How does fiction help and hinder how we remember history? Is it possible to fictionalize history — with the goal of making it compelling — yet still retain the integrity of the past? What are the challenges and ethics of writing fiction about violence and genocide? A conversation and book signing with Danny M. Cohen, author (Train, The 19th Window, Dead Ends), founder of the human rights education nonprofit Unsilense, and a learning scientist at Northwestern University.
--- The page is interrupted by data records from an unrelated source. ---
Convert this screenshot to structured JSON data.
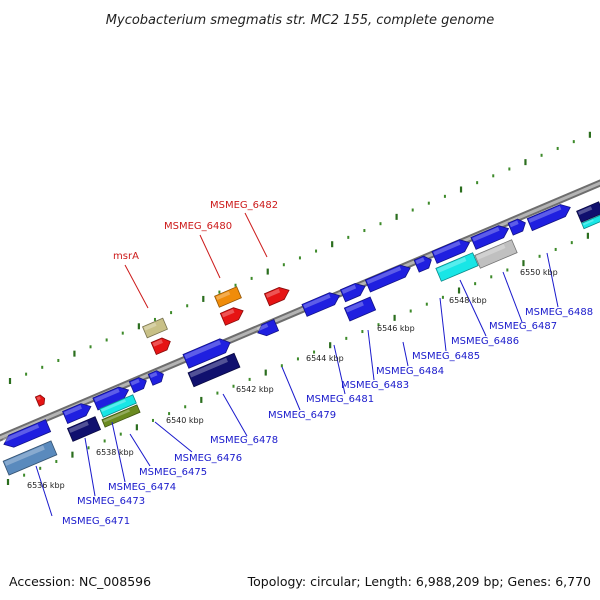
{
  "title": "Mycobacterium smegmatis str. MC2 155, complete genome",
  "accession": "Accession: NC_008596",
  "topology": "Topology: circular; Length: 6,988,209 bp; Genes: 6,770",
  "colors": {
    "backbone": "#8c8c8c",
    "tick_major": "#2b6e1e",
    "tick_minor": "#3d8a2a",
    "label_blue": "#1a1acc",
    "label_red": "#cc1a1a",
    "gene_blue": "#1f1fe0",
    "gene_navy": "#10106e",
    "gene_red": "#e61414",
    "gene_orange": "#f08c0a",
    "gene_khaki": "#c8c086",
    "gene_cyan": "#18e6e6",
    "gene_gray": "#c0c0c0",
    "gene_steel": "#5a8abd",
    "gene_olive": "#6a8a20"
  },
  "scale_labels": [
    "6536 kbp",
    "6538 kbp",
    "6540 kbp",
    "6542 kbp",
    "6544 kbp",
    "6546 kbp",
    "6548 kbp",
    "6550 kbp"
  ],
  "gene_labels": [
    {
      "text": "MSMEG_6471",
      "color": "label_blue"
    },
    {
      "text": "MSMEG_6473",
      "color": "label_blue"
    },
    {
      "text": "MSMEG_6474",
      "color": "label_blue"
    },
    {
      "text": "MSMEG_6475",
      "color": "label_blue"
    },
    {
      "text": "MSMEG_6476",
      "color": "label_blue"
    },
    {
      "text": "MSMEG_6478",
      "color": "label_blue"
    },
    {
      "text": "MSMEG_6479",
      "color": "label_blue"
    },
    {
      "text": "MSMEG_6481",
      "color": "label_blue"
    },
    {
      "text": "MSMEG_6483",
      "color": "label_blue"
    },
    {
      "text": "MSMEG_6484",
      "color": "label_blue"
    },
    {
      "text": "MSMEG_6485",
      "color": "label_blue"
    },
    {
      "text": "MSMEG_6486",
      "color": "label_blue"
    },
    {
      "text": "MSMEG_6487",
      "color": "label_blue"
    },
    {
      "text": "MSMEG_6488",
      "color": "label_blue"
    },
    {
      "text": "msrA",
      "color": "label_red"
    },
    {
      "text": "MSMEG_6480",
      "color": "label_red"
    },
    {
      "text": "MSMEG_6482",
      "color": "label_red"
    }
  ]
}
Danny M. Cohen, PhD is a human rights artist, fiction writer, and learning scientist. His debut novel, Train, that follows the lives of gay boys trying to escape Nazis, was selected as the inaugural national Museum Teacher Fellows book club text of the United States Holocaust Memorial Museum. An associate professor of instruction at the School of Education and Social Policy and The Crown Family Center for Jewish & Israel Studies at Northwestern University, Danny specializes in Holocaust memory, human rights learning, and education design. He is the founder of Unsilence, a national educational nonprofit that creates and implements innovative learning experiences to unsilence hidden stories of human rights.
Cohen was appointed by governors Quinn and Rauner as a commissioner of the Illinois Holocaust and Genocide Commission, he was a faculty fellow of the Auschwitz Jewish Center, and he serves on the editorial advisory board of the journal The Holocaust in History and Memory.
Cohen believes that sharing the narratives of marginalized victims of the Holocust isn’t just a matter of historical accuracy – it matters today too. He points out that LGBT and Roma citizens are still subject to forms of state-sponsored persecution, particularly in Eastern Europe, and that drawing attention to their treatment under the Nazis underscores the continuity of that oppression. (Both groups were denied reparations by the German government until decades after restitution began for the Jews.) Read the Haaretz interview with Danny M. Cohen
Originally from London, Danny lives in Chicago with his husband and their daughter.